The plural form brugannan *[ˈb̥ɾuɡ̊əᵰ̪ən] occurs in the place-name Na Brugannan, which denotes a group of skerries in the Sound of Eriskay.
The modern-day causeway between Eriskay and South Uist runs across two groups of skerries. The more northerly group (NF781129) is named An Easgann (leg. An t-Easgann ‘the eel’) and the more southerly group Na Brugannan (NF781128) on the Ainmean-Àite na h-Alba Ordnance Survey digital map˄. However, King with Crouse (2019, 45–46, 77, 79) and the Ainmean-Àite na h-Alba˄ website locate both An t-Easgann and Na Brugannan over the more northerly group. They also note that the modern form of the latter is Na Brùchdannan, which is translated as ‘?seaweed islands’ (for which see under brùc), and it seems that the former name Na Brugannan has been altered via folk etymology to the current Na Brùchdannan. Note also that Goodrich-Freer (1902, 296) mentions the names of two groups of skerries in the vicinity: Am Bruga, which is placed within the Sound of Eriskay, and Na Brugannan, which is placed off the shore of South Uist, at Kilbride (possibly at NF764138), off the coast from the freshwater loch Loch a’ Bhruga (located at NF762142), but it seems likely the names have been inadvertently transposed, i.e. that Am Bruga in fact refers to the skerries off the coast of South Uist – hence the name Loch a’ Bhruga (with the genitive of Am Bruga as specific) – and Na Brugannan (now Na Brùchdannan) to the southerly group of skerries within the sound itself.

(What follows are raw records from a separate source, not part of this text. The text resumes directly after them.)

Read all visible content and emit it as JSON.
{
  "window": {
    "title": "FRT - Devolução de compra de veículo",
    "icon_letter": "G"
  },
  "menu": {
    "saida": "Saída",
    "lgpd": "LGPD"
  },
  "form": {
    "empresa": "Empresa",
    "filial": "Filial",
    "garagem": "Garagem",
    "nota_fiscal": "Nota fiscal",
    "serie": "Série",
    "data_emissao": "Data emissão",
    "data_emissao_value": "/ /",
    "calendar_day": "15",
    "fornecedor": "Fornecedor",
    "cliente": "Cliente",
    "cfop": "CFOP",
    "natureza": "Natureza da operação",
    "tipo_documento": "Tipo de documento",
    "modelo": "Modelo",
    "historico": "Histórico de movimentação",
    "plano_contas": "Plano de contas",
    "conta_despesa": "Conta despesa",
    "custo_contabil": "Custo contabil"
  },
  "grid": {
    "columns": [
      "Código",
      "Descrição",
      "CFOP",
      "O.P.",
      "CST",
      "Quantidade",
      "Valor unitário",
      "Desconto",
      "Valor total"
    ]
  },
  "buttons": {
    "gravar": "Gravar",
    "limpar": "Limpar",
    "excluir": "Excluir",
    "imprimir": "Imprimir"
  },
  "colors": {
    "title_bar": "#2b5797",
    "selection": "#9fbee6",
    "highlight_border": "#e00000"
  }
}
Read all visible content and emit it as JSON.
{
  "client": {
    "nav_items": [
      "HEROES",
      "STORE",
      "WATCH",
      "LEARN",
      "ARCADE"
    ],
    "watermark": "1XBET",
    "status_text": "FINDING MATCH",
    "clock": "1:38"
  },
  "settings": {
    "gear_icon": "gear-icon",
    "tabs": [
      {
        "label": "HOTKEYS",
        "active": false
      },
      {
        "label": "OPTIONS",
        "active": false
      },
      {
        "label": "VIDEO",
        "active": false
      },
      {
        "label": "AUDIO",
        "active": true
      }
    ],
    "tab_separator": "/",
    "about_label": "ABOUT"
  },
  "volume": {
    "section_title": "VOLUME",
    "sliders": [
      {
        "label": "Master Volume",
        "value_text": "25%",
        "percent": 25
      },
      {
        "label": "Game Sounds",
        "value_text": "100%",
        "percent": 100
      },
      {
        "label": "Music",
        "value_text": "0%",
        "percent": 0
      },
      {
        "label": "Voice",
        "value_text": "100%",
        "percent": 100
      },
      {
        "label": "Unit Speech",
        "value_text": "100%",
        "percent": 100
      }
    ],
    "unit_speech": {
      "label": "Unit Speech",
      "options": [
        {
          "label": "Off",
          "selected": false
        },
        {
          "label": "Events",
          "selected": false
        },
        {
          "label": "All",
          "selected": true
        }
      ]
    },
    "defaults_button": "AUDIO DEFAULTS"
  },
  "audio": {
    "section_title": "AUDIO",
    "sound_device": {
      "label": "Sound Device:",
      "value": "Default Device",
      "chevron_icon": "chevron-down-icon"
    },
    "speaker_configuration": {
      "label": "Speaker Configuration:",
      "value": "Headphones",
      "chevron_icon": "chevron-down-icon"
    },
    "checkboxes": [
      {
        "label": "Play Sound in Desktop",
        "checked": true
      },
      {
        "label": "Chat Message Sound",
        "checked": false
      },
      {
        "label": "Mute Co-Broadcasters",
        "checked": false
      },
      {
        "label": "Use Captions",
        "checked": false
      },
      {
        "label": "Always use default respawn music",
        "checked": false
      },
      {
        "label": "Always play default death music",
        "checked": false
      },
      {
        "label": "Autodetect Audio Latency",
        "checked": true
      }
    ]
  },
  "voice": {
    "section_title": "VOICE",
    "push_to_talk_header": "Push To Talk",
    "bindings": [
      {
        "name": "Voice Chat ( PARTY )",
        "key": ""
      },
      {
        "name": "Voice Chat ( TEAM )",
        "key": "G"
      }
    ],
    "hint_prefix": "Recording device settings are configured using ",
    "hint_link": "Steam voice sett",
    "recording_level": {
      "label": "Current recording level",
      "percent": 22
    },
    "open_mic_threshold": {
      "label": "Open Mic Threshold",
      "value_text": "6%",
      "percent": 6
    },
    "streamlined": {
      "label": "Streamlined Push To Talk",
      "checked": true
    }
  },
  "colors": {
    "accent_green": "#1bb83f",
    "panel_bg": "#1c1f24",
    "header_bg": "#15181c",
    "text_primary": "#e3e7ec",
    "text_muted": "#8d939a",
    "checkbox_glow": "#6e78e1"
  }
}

SG bruga, pl. brugannan, and the diminutive form brugan possibly derive from Scots brug, brugg, recorded as ‘a sandy, mossy or heathery hillock; a small height or mound, flat on the top; a stump of earth standing with the sward intact in a place where the ground has been broken by the continued action of the weather’ (SND˄, s.v. 1brug), which Jakobsen (1928) takes as probably a contraction of *bruek, with bru ‘brow’ + the diminutive suffix -e(c)k. However, SND˄ compares SG brugan (after MacLennan), but which is already under discussion here, and brug, gen. bruighne, ‘a hillock, the residence of fairies’ (after MacLeod and Dewar 1839), for which read brugh, but which is unlikely to be related to bruga (s.v. Borgh).
MacLeod and Dewar’s entry reads ‘brug, brugh, gen. bruighne’, after Shaw 1780 and Armstrong 1825.
SND˄ also lists Scots brogg ‘a low bank; a knoll; a large lump of earth’, which it suggests (while noting brug) might be a metaphorical form corresponding to ON borg ‘a dome-shaped hill’, although Jakobsen regards it is as a reflex of brokk, from ON *brokka, a by-form of brekka f. ‘slope’.